Sexgate al Parlamento Ue: "Molestate 12 deputate"

La denuncia delle politiche a Strasburgo Ma al dibattito sugli abusi l'aula resta deserta

Sexgate al Parlamento Ue: "Molestate 12 deputate"

In tema di rispetto verso le donne c'è poco da essere ottimisti se perfino le «serie» aule del Parlamento europeo sono teatro di «furtive palpeggiatine» (è esattamente questa la formula usata dalle ministre svedesi Margot Wallström e Asa Regnér). Come dire che l'Eurocamera di Strasburgo è non meno insidiosa di una camera d'hotel occupata dal produttore Weinstein. Non si tratta di pettegolezzi, ma di denunce circostanziate. Tanto che ieri proprio il Parlamento europeo ha deliberato che «bisogna approvare una risoluzione per combattere molestie ed abusi sessuali nell'Ue».

Ma - a giudicare dallo sparuto numero di presenti in aula - il tema non è evidentemente considerato una grande emergenza; appena una quarantina gli interventi, e quasi tutti da parte di eurodeputate. Quasi a voler rimarcare che la «cosa» è una questione di donne. E che è meglio se se la sbrigano loro. Anche se va detto che il presidente dell'Eurocamera, Antonio Tajani, ha subito preso una posizione netta: «Vicende inaccettabili, mi auguro limitatissime». Dichiarazione seguite alla denuncia choc della capogruppo dei Verdi, Ska Keller: «Ci sono relazioni di molestie anche all'interno del Parlamento Ue ma non basta parlarne, dobbiamo mettere per iscritto cosa vogliamo fare come Ue». Ieri se n'è sì ancora parlato, ma di «scritto» non è venuto fuori nulla.

Si riproverà oggi con l'assemblea che dovrebbe approvare un testo di compromesso con cui chiedere alla Commissione «come l'Unione stia affrontando la lotta contro gli abusi sessuali e come stia aiutando e proteggendo le vittime».
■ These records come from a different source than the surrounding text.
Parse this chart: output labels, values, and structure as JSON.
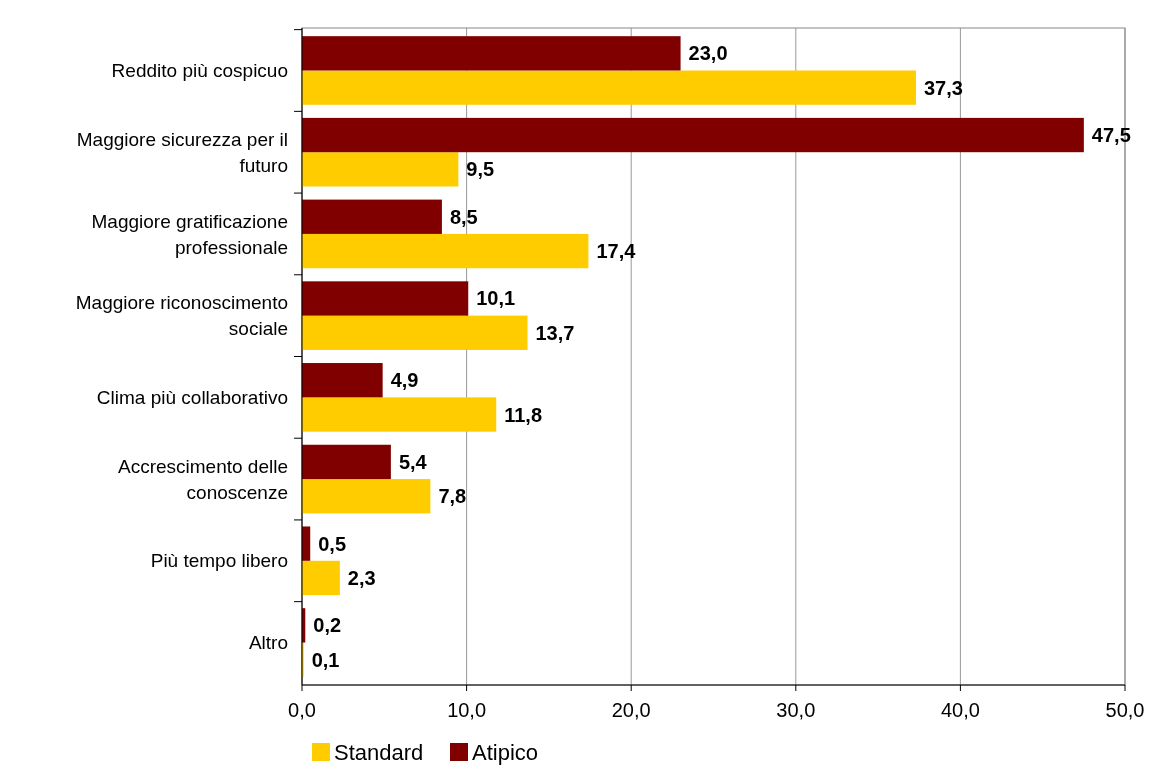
{
  "chart_data": {
    "type": "bar",
    "orientation": "horizontal",
    "categories": [
      "Reddito più cospicuo",
      "Maggiore sicurezza per il futuro",
      "Maggiore gratificazione professionale",
      "Maggiore riconoscimento sociale",
      "Clima più collaborativo",
      "Accrescimento delle conoscenze",
      "Più tempo libero",
      "Altro"
    ],
    "series": [
      {
        "name": "Standard",
        "color": "#ffcc00",
        "values": [
          37.3,
          9.5,
          17.4,
          13.7,
          11.8,
          7.8,
          2.3,
          0.1
        ],
        "value_labels": [
          "37,3",
          "9,5",
          "17,4",
          "13,7",
          "11,8",
          "7,8",
          "2,3",
          "0,1"
        ]
      },
      {
        "name": "Atipico",
        "color": "#800000",
        "values": [
          23.0,
          47.5,
          8.5,
          10.1,
          4.9,
          5.4,
          0.5,
          0.2
        ],
        "value_labels": [
          "23,0",
          "47,5",
          "8,5",
          "10,1",
          "4,9",
          "5,4",
          "0,5",
          "0,2"
        ]
      }
    ],
    "xlim": [
      0,
      50
    ],
    "xticks": [
      {
        "value": 0,
        "label": "0,0"
      },
      {
        "value": 10,
        "label": "10,0"
      },
      {
        "value": 20,
        "label": "20,0"
      },
      {
        "value": 30,
        "label": "30,0"
      },
      {
        "value": 40,
        "label": "40,0"
      },
      {
        "value": 50,
        "label": "50,0"
      }
    ],
    "grid": "x",
    "legend": "bottom"
  }
}
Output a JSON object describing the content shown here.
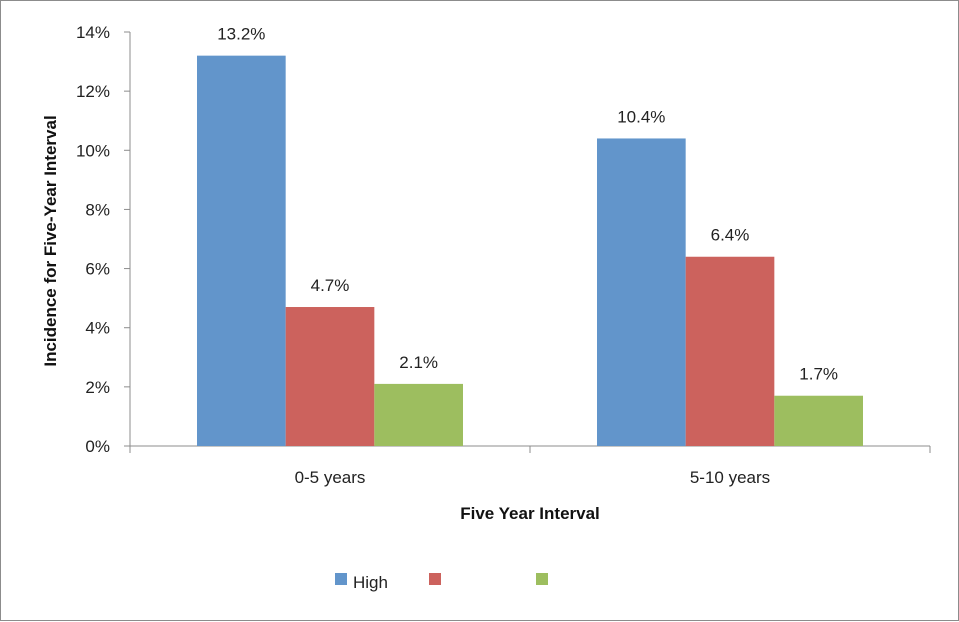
{
  "chart_data": {
    "type": "bar",
    "title": "",
    "xlabel": "Five Year Interval",
    "ylabel": "Incidence for Five-Year Interval",
    "categories": [
      "0-5 years",
      "5-10 years"
    ],
    "ylim": [
      0,
      14
    ],
    "yticks": [
      0,
      2,
      4,
      6,
      8,
      10,
      12,
      14
    ],
    "ytick_labels": [
      "0%",
      "2%",
      "4%",
      "6%",
      "8%",
      "10%",
      "12%",
      "14%"
    ],
    "grid": false,
    "legend_position": "bottom",
    "series": [
      {
        "name": "High",
        "color": "#6295CB",
        "values": [
          13.2,
          10.4
        ],
        "labels": [
          "13.2%",
          "10.4%"
        ]
      },
      {
        "name": "",
        "color": "#CC625D",
        "values": [
          4.7,
          6.4
        ],
        "labels": [
          "4.7%",
          "6.4%"
        ]
      },
      {
        "name": "",
        "color": "#9DBE5F",
        "values": [
          2.1,
          1.7
        ],
        "labels": [
          "2.1%",
          "1.7%"
        ]
      }
    ]
  }
}
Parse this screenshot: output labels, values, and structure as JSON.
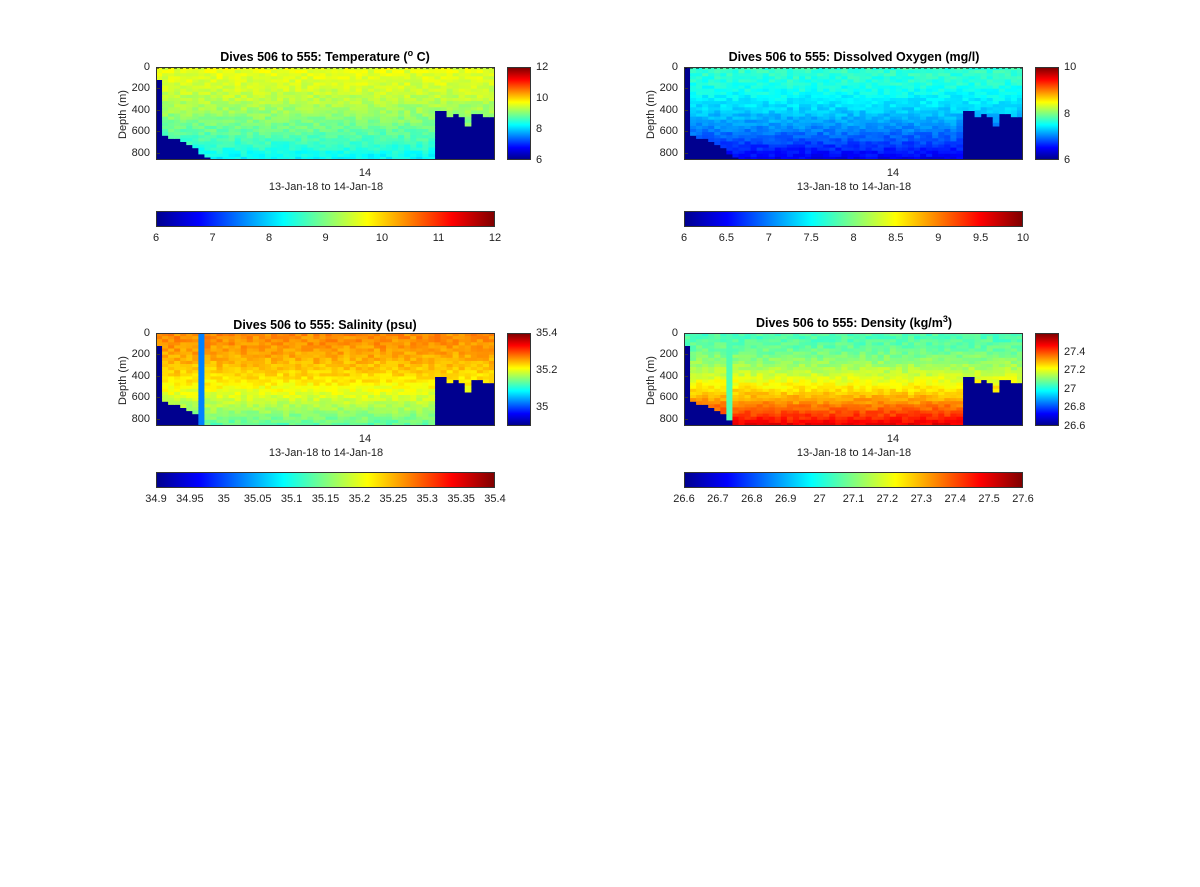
{
  "colormap": [
    "#00008f",
    "#0000ff",
    "#0080ff",
    "#00ffff",
    "#80ff80",
    "#ffff00",
    "#ff8000",
    "#ff0000",
    "#800000"
  ],
  "chart_data": [
    {
      "type": "heatmap",
      "title_main": "Dives 506 to 555: Temperature (",
      "title_sup": "o",
      "title_tail": " C)",
      "ylabel": "Depth (m)",
      "yticks": [
        "0",
        "200",
        "400",
        "600",
        "800"
      ],
      "ytick_values": [
        0,
        200,
        400,
        600,
        800
      ],
      "xtick": "14",
      "xlabel": "13-Jan-18 to 14-Jan-18",
      "vlim": [
        6,
        12
      ],
      "vbar_ticks": [
        "12",
        "10",
        "8",
        "6"
      ],
      "vbar_tick_values": [
        12,
        10,
        8,
        6
      ],
      "hbar_ticks": [
        "6",
        "7",
        "8",
        "9",
        "10",
        "11",
        "12"
      ],
      "hbar_tick_values": [
        6,
        7,
        8,
        9,
        10,
        11,
        12
      ],
      "ylim": [
        0,
        870
      ],
      "surface_dashed": true,
      "surface_value": 9.6,
      "deep_value": 8.2,
      "bottom_depths": [
        120,
        650,
        660,
        680,
        700,
        720,
        760,
        800,
        840,
        870,
        870,
        870,
        870,
        870,
        870,
        870,
        870,
        870,
        870,
        870,
        870,
        870,
        870,
        870,
        870,
        870,
        870,
        870,
        870,
        870,
        870,
        870,
        870,
        870,
        870,
        870,
        870,
        870,
        870,
        870,
        870,
        870,
        870,
        870,
        870,
        870,
        420,
        420,
        450,
        430,
        470,
        560,
        430,
        430,
        470,
        470
      ],
      "gaps": []
    },
    {
      "type": "heatmap",
      "title_main": "Dives 506 to 555: Dissolved Oxygen (mg/l)",
      "title_sup": "",
      "title_tail": "",
      "ylabel": "Depth (m)",
      "yticks": [
        "0",
        "200",
        "400",
        "600",
        "800"
      ],
      "ytick_values": [
        0,
        200,
        400,
        600,
        800
      ],
      "xtick": "14",
      "xlabel": "13-Jan-18 to 14-Jan-18",
      "vlim": [
        6,
        10
      ],
      "vbar_ticks": [
        "10",
        "8",
        "6"
      ],
      "vbar_tick_values": [
        10,
        8,
        6
      ],
      "hbar_ticks": [
        "6",
        "6.5",
        "7",
        "7.5",
        "8",
        "8.5",
        "9",
        "9.5",
        "10"
      ],
      "hbar_tick_values": [
        6,
        6.5,
        7,
        7.5,
        8,
        8.5,
        9,
        9.5,
        10
      ],
      "ylim": [
        0,
        870
      ],
      "surface_dashed": true,
      "surface_value": 7.7,
      "deep_value": 6.4,
      "bottom_depths": [
        0,
        650,
        660,
        680,
        700,
        720,
        760,
        800,
        840,
        870,
        870,
        870,
        870,
        870,
        870,
        870,
        870,
        870,
        870,
        870,
        870,
        870,
        870,
        870,
        870,
        870,
        870,
        870,
        870,
        870,
        870,
        870,
        870,
        870,
        870,
        870,
        870,
        870,
        870,
        870,
        870,
        870,
        870,
        870,
        870,
        870,
        420,
        420,
        450,
        430,
        470,
        560,
        430,
        430,
        470,
        470
      ],
      "gaps": []
    },
    {
      "type": "heatmap",
      "title_main": "Dives 506 to 555: Salinity (psu)",
      "title_sup": "",
      "title_tail": "",
      "ylabel": "Depth (m)",
      "yticks": [
        "0",
        "200",
        "400",
        "600",
        "800"
      ],
      "ytick_values": [
        0,
        200,
        400,
        600,
        800
      ],
      "xtick": "14",
      "xlabel": "13-Jan-18 to 14-Jan-18",
      "vlim": [
        34.9,
        35.4
      ],
      "vbar_ticks": [
        "35.4",
        "35.2",
        "35"
      ],
      "vbar_tick_values": [
        35.4,
        35.2,
        35
      ],
      "hbar_ticks": [
        "34.9",
        "34.95",
        "35",
        "35.05",
        "35.1",
        "35.15",
        "35.2",
        "35.25",
        "35.3",
        "35.35",
        "35.4"
      ],
      "hbar_tick_values": [
        34.9,
        34.95,
        35,
        35.05,
        35.1,
        35.15,
        35.2,
        35.25,
        35.3,
        35.35,
        35.4
      ],
      "ylim": [
        0,
        870
      ],
      "surface_dashed": false,
      "surface_value": 35.27,
      "deep_value": 35.13,
      "bottom_depths": [
        120,
        650,
        660,
        680,
        700,
        720,
        760,
        860,
        870,
        870,
        870,
        870,
        870,
        870,
        870,
        870,
        870,
        870,
        870,
        870,
        870,
        870,
        870,
        870,
        870,
        870,
        870,
        870,
        870,
        870,
        870,
        870,
        870,
        870,
        870,
        870,
        870,
        870,
        870,
        870,
        870,
        870,
        870,
        870,
        870,
        870,
        420,
        420,
        450,
        430,
        470,
        560,
        430,
        430,
        470,
        470
      ],
      "gaps": [
        7
      ]
    },
    {
      "type": "heatmap",
      "title_main": "Dives 506 to 555: Density (kg/m",
      "title_sup": "3",
      "title_tail": ")",
      "ylabel": "Depth (m)",
      "yticks": [
        "0",
        "200",
        "400",
        "600",
        "800"
      ],
      "ytick_values": [
        0,
        200,
        400,
        600,
        800
      ],
      "xtick": "14",
      "xlabel": "13-Jan-18 to 14-Jan-18",
      "vlim": [
        26.6,
        27.6
      ],
      "vbar_ticks": [
        "27.4",
        "27.2",
        "27",
        "26.8",
        "26.6"
      ],
      "vbar_tick_values": [
        27.4,
        27.2,
        27,
        26.8,
        26.6
      ],
      "hbar_ticks": [
        "26.6",
        "26.7",
        "26.8",
        "26.9",
        "27",
        "27.1",
        "27.2",
        "27.3",
        "27.4",
        "27.5",
        "27.6"
      ],
      "hbar_tick_values": [
        26.6,
        26.7,
        26.8,
        26.9,
        27,
        27.1,
        27.2,
        27.3,
        27.4,
        27.5,
        27.6
      ],
      "ylim": [
        0,
        870
      ],
      "surface_dashed": false,
      "surface_value": 27.05,
      "deep_value": 27.5,
      "bottom_depths": [
        120,
        650,
        660,
        680,
        700,
        720,
        760,
        800,
        870,
        870,
        870,
        870,
        870,
        870,
        870,
        870,
        870,
        870,
        870,
        870,
        870,
        870,
        870,
        870,
        870,
        870,
        870,
        870,
        870,
        870,
        870,
        870,
        870,
        870,
        870,
        870,
        870,
        870,
        870,
        870,
        870,
        870,
        870,
        870,
        870,
        870,
        420,
        420,
        450,
        430,
        470,
        560,
        430,
        430,
        470,
        470
      ],
      "gaps": [
        7
      ]
    }
  ]
}
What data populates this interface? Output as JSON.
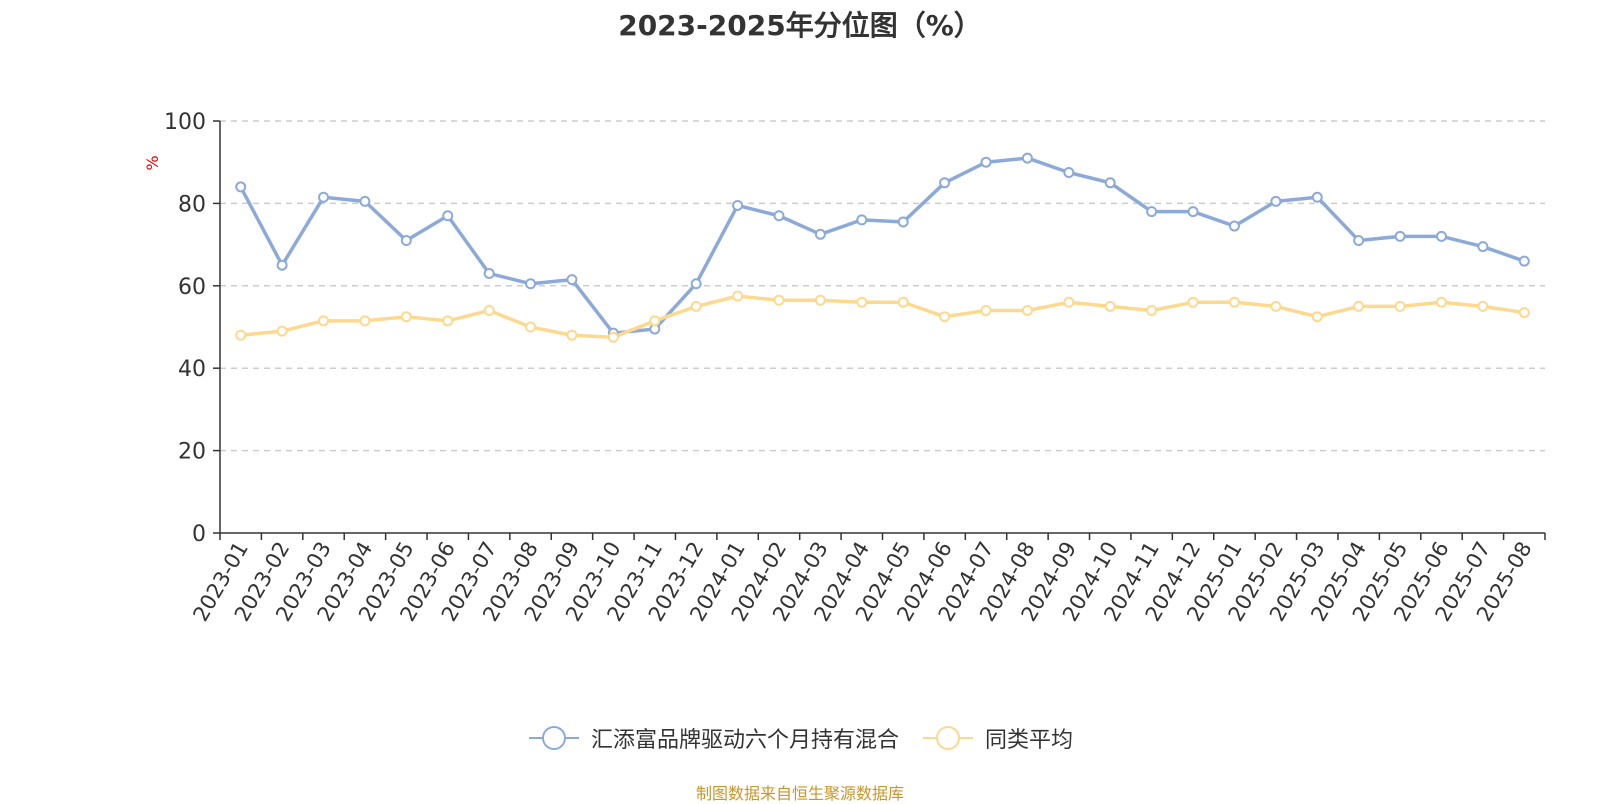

Per Barbara Matera (Fi) si è perso fin troppo tempo: «Siamo dinanzi a un tema che affligge profondamente l'Unione europea e le sue istituzioni. In seguito al caso Weinstein molte donne hanno finalmente avuto il coraggio di denunciare molestie e abusi subiti, perfino tra queste mura, troppo spesso».

La britannica Julie Girling (Conservatori e Riformisti Europei) scende in campo direttamente, offrendo di «dare un lavoro nel suo ufficio alle assistenti che dovessero perdere il posto dopo avere fatto una denuncia».

Non fa sconti ai suoi colleghi Margot Parker dell'Ukip: «Abbiamo sentito tutti le storie e i rumor andati avanti per molti anni. Il luogo che pretende di legiferare contro questo genere di comportamento disgustoso sta chiudendo gli occhi di fronte a questa pratica. L'idea che eurodeputati o funzionari usino le loro posizioni di potere per perpetrare abusi è vergognosa e inaccettabile».

Parker ha anche detto di aver chiesto chiarimenti all'ufficio di presidenza su 15 presunti casi di denunce di molestie sessuali a carico di eurodeputati. Ma dall'ufficio stampa dell'Europarlamento ribadiscono che «ad oggi il comitato istituito ad hoc per occuparsi di eventuali denunce non ha ricevuto alcuna segnalazione». È il solito balletto delle tre scimmiette: non vedo, non sento, non parlo.

Ma a vedere, sentire e parlare sono le 12 eurodeputate che hanno inviato una lettera di fuoco al presidente Tajani e a tutti i membri dell'assemblea: «Anche noi siamo stati vittime o testimoni di comportamenti sessisti e aggressioni da parte di eurodeputati o staff del Parlamento. Non è legale essere molestati in ascensore, nei corridoi o durante una missione».

Le prime a picconare il muro di omertà

sono state le euroministre Margot Wallström e Asa Regnér. Entrambe hanno raccontato di episodi di molestie che vedono protagonisti leader Ue, di cui però non hanno fatto il nome.

Donne sì coraggiose, ma fino a un certo punto.